The Gate of Heavenly Peace, a fond mirage 
Guarded by the rotund face of Mao so large 
Even his wen is as big as a man’s head. 
Didn’t he say a hundred flowers would bloom 
Then smash them before the green broke through? 

Like the hope of ten years back 
When one sliver of light became a raging fire— 
One hundred thousand waved the red and gold, 
Chanted for a voice, heady with freedom, 
Raised here a goddess thirty feet high 
Of styrofoam and plaster, symbolizing liberty.
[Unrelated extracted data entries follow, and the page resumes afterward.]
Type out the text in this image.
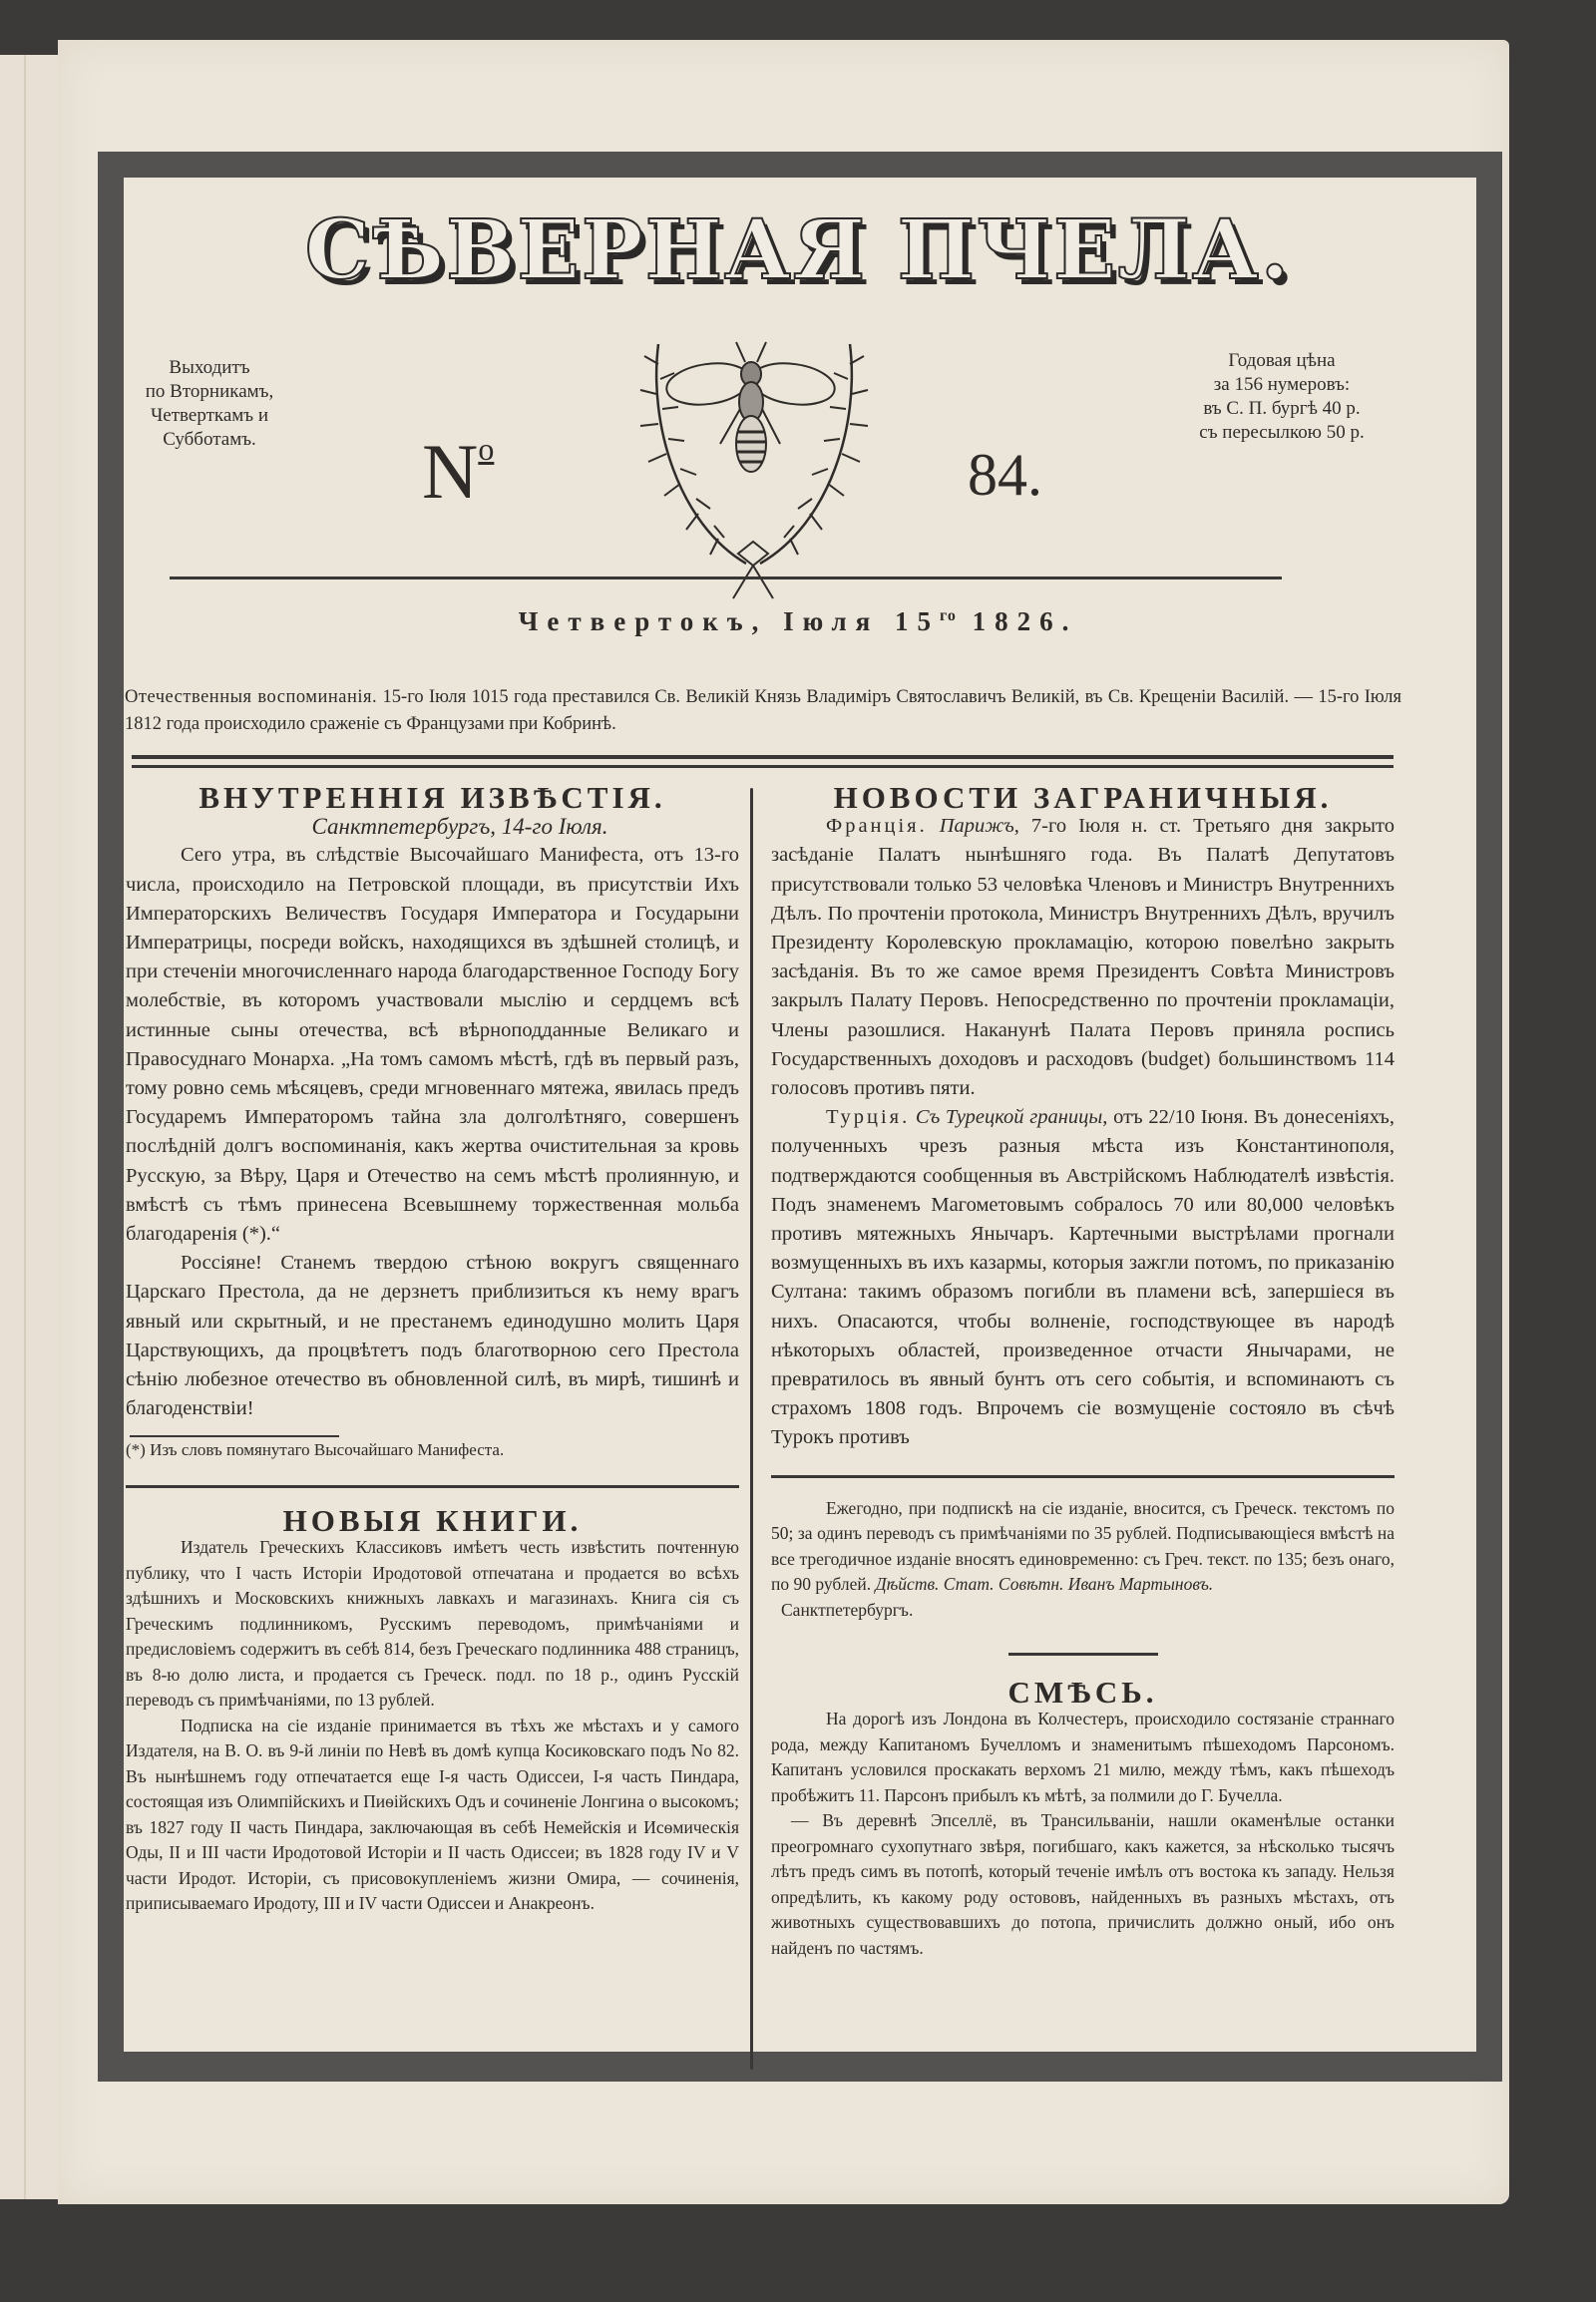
СѢВЕРНАЯ ПЧЕЛА.
Выходитъ
по Вторникамъ,
Четверткамъ и
Субботамъ.
Годовая цѣна
за 156 нумеровъ:
въ С. П. бургѣ 40 р.
съ пересылкою 50 р.
$N^о$	84.
Четвертокъ, Іюля $15^{го}$ 1826.
Отечественныя воспоминанія. 15-го Іюля 1015 года преставился Св. Великій Князь Владиміръ Святославичъ Великій, въ Св. Крещеніи Василій. — 15-го Іюля 1812 года происходило сраженіе съ Французами при Кобринѣ.

ВНУТРЕННІЯ ИЗВѢСТІЯ.

Санктпетербургъ, 14-го Іюля.

Сего утра, въ слѣдствіе Высочайшаго Манифеста, отъ 13-го числа, происходило на Петровской площади, въ присутствіи Ихъ Императорскихъ Величествъ Государя Императора и Государыни Императрицы, посреди войскъ, находящихся въ здѣшней столицѣ, и при стеченіи многочисленнаго народа благодарственное Господу Богу молебствіе, въ которомъ участвовали мыслію и сердцемъ всѣ истинные сыны отечества, всѣ вѣрноподданные Великаго и Правосуднаго Монарха. „На томъ самомъ мѣстѣ, гдѣ въ первый разъ, тому ровно семь мѣсяцевъ, среди мгновеннаго мятежа, явилась предъ Государемъ Императоромъ тайна зла долголѣтняго, совершенъ послѣдній долгъ воспоминанія, какъ жертва очистительная за кровь Русскую, за Вѣру, Царя и Отечество на семъ мѣстѣ пролиянную, и вмѣстѣ съ тѣмъ принесена Всевышнему торжественная мольба благодаренія (*).“

Россіяне! Станемъ твердою стѣною вокругъ священнаго Царскаго Престола, да не дерзнетъ приблизиться къ нему врагъ явный или скрытный, и не престанемъ единодушно молить Царя Царствующихъ, да процвѣтетъ подъ благотворною сего Престола сѣнію любезное отечество въ обновленной силѣ, въ мирѣ, тишинѣ и благоденствіи!

(*) Изъ словъ помянутаго Высочайшаго Манифеста.

НОВЫЯ КНИГИ.

Издатель Греческихъ Классиковъ имѣетъ честь извѣстить почтенную публику, что I часть Исторіи Иродотовой отпечатана и продается во всѣхъ здѣшнихъ и Московскихъ книжныхъ лавкахъ и магазинахъ. Книга сія съ Греческимъ подлинникомъ, Русскимъ переводомъ, примѣчаніями и предисловіемъ содержитъ въ себѣ 814, безъ Греческаго подлинника 488 страницъ, въ 8-ю долю листа, и продается съ Греческ. подл. по 18 р., одинъ Русскій переводъ съ примѣчаніями, по 13 рублей.

Подписка на сіе изданіе принимается въ тѣхъ же мѣстахъ и у самого Издателя, на В. О. въ 9-й линіи по Невѣ въ домѣ купца Косиковскаго подъ No 82. Въ нынѣшнемъ году отпечатается еще I-я часть Одиссеи, I-я часть Пиндара, состоящая изъ Олимпійскихъ и Пиѳійскихъ Одъ и сочиненіе Лонгина о высокомъ; въ 1827 году II часть Пиндара, заключающая въ себѣ Немейскія и Исѳмическія Оды, II и III части Иродотовой Исторіи и II часть Одиссеи; въ 1828 году IV и V части Иродот. Исторіи, съ присовокупленіемъ жизни Омира, — сочиненія, приписываемаго Иродоту, III и IV части Одиссеи и Анакреонъ.

НОВОСТИ ЗАГРАНИЧНЫЯ.

Франція. Парижъ, 7-го Іюля н. ст. Третьяго дня закрыто засѣданіе Палатъ нынѣшняго года. Въ Палатѣ Депутатовъ присутствовали только 53 человѣка Членовъ и Министръ Внутреннихъ Дѣлъ. По прочтеніи протокола, Министръ Внутреннихъ Дѣлъ, вручилъ Президенту Королевскую прокламацію, которою повелѣно закрыть засѣданія. Въ то же самое время Президентъ Совѣта Министровъ закрылъ Палату Перовъ. Непосредственно по прочтеніи прокламаціи, Члены разошлися. Наканунѣ Палата Перовъ приняла роспись Государственныхъ доходовъ и расходовъ (budget) большинствомъ 114 голосовъ противъ пяти.

Турція. Съ Турецкой границы, отъ 22/10 Іюня. Въ донесеніяхъ, полученныхъ чрезъ разныя мѣста изъ Константинополя, подтверждаются сообщенныя въ Австрійскомъ Наблюдателѣ извѣстія. Подъ знаменемъ Магометовымъ собралось 70 или 80,000 человѣкъ противъ мятежныхъ Янычаръ. Картечными выстрѣлами прогнали возмущенныхъ въ ихъ казармы, которыя зажгли потомъ, по приказанію Султана: такимъ образомъ погибли въ пламени всѣ, запершіеся въ нихъ. Опасаются, чтобы волненіе, господствующее въ народѣ нѣкоторыхъ областей, произведенное отчасти Янычарами, не превратилось въ явный бунтъ отъ сего событія, и вспоминаютъ съ страхомъ 1808 годъ. Впрочемъ сіе возмущеніе состояло въ сѣчѣ Турокъ противъ

Ежегодно, при подпискѣ на сіе изданіе, вносится, съ Греческ. текстомъ по 50; за одинъ переводъ съ примѣчаніями по 35 рублей. Подписывающіеся вмѣстѣ на все трегодичное изданіе вносятъ единовременно: съ Греч. текст. по 135; безъ онаго, по 90 рублей. Дѣйств. Стат. Совѣтн. Иванъ Мартыновъ.

Санктпетербургъ.

СМѢСЬ.

На дорогѣ изъ Лондона въ Колчестеръ, происходило состязаніе страннаго рода, между Капитаномъ Бучелломъ и знаменитымъ пѣшеходомъ Парсономъ. Капитанъ условился проскакать верхомъ 21 милю, между тѣмъ, какъ пѣшеходъ пробѣжитъ 11. Парсонъ прибылъ къ мѣтѣ, за полмили до Г. Бучелла.

— Въ деревнѣ Эпселлё, въ Трансильваніи, нашли окаменѣлые останки преогромнаго сухопутнаго звѣря, погибшаго, какъ кажется, за нѣсколько тысячъ лѣтъ предъ симъ въ потопѣ, который теченіе имѣлъ отъ востока къ западу. Нельзя опредѣлить, къ какому роду остововъ, найденныхъ въ разныхъ мѣстахъ, отъ животныхъ существовавшихъ до потопа, причислить должно оный, ибо онъ найденъ по частямъ.
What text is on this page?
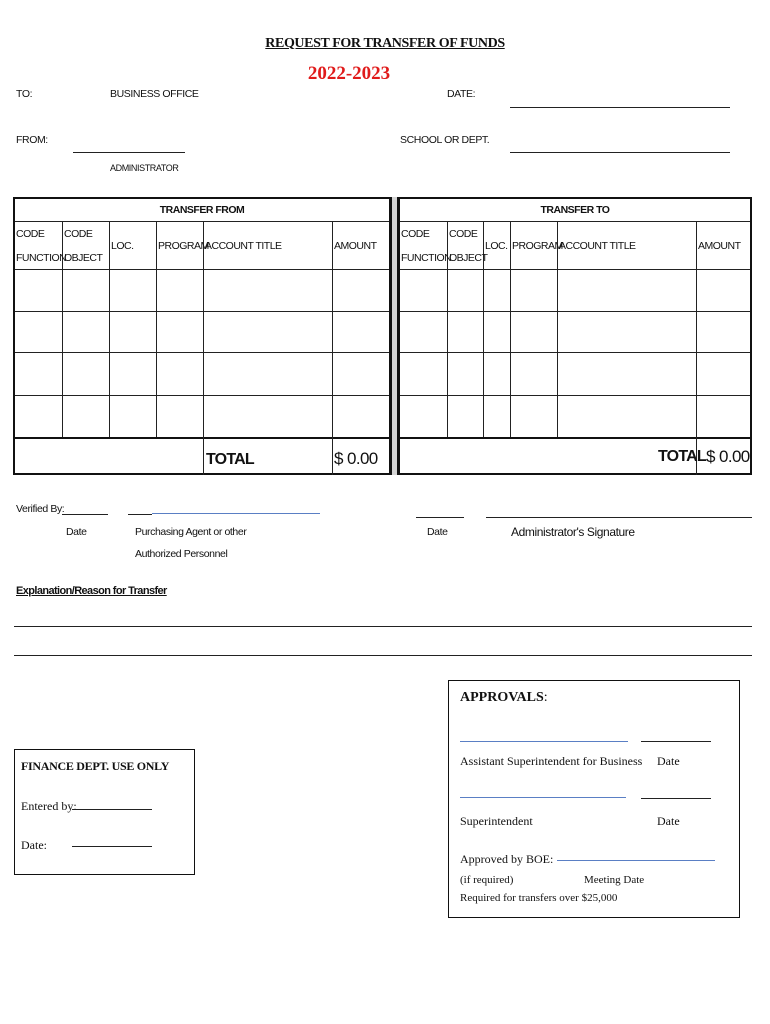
REQUEST FOR TRANSFER OF FUNDS
2022-2023
TO:	BUSINESS OFFICE	DATE:
FROM:
ADMINISTRATOR
SCHOOL OR DEPT.
TRANSFER FROM
CODE
FUNCTION
CODE
OBJECT
LOC. PROGRAM
ACCOUNT TITLE	AMOUNT
TOTAL	$ 0.00
TRANSFER TO
CODE
FUNCTION
CODE
OBJECT
LOC. PROGRAM
ACCOUNT TITLE	AMOUNT
TOTAL $ 0.00
Verified By:
Date	Purchasing Agent or other
Authorized Personnel
Date	Administrator's Signature
Explanation/Reason for Transfer
FINANCE DEPT. USE ONLY
Entered by:
Date:
APPROVALS:
Assistant Superintendent for Business Date
Superintendent	Date
Approved by BOE:
(if required)	Meeting Date
Required for transfers over $25,000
I saw her head fall, then the torch, 
Felt the slashes pierce her side, 
Heard tank chains clank across cement, 
Guns crackling indiscriminate, 
Cycle wheels askew and whirring, 
Their rider’s bloody glasses smashed and still 
They roll on blind with power 
Over all obstructions, even their own children. 

I know a student, both legs crushed that night 
Who in his wheelchair counts the ghosts, 
Waters his pink and red geraniums. 
But when he talks of wheeling up Mount Tai, 
I look deep into the place where wings grow 
And see something move and push toward the stars.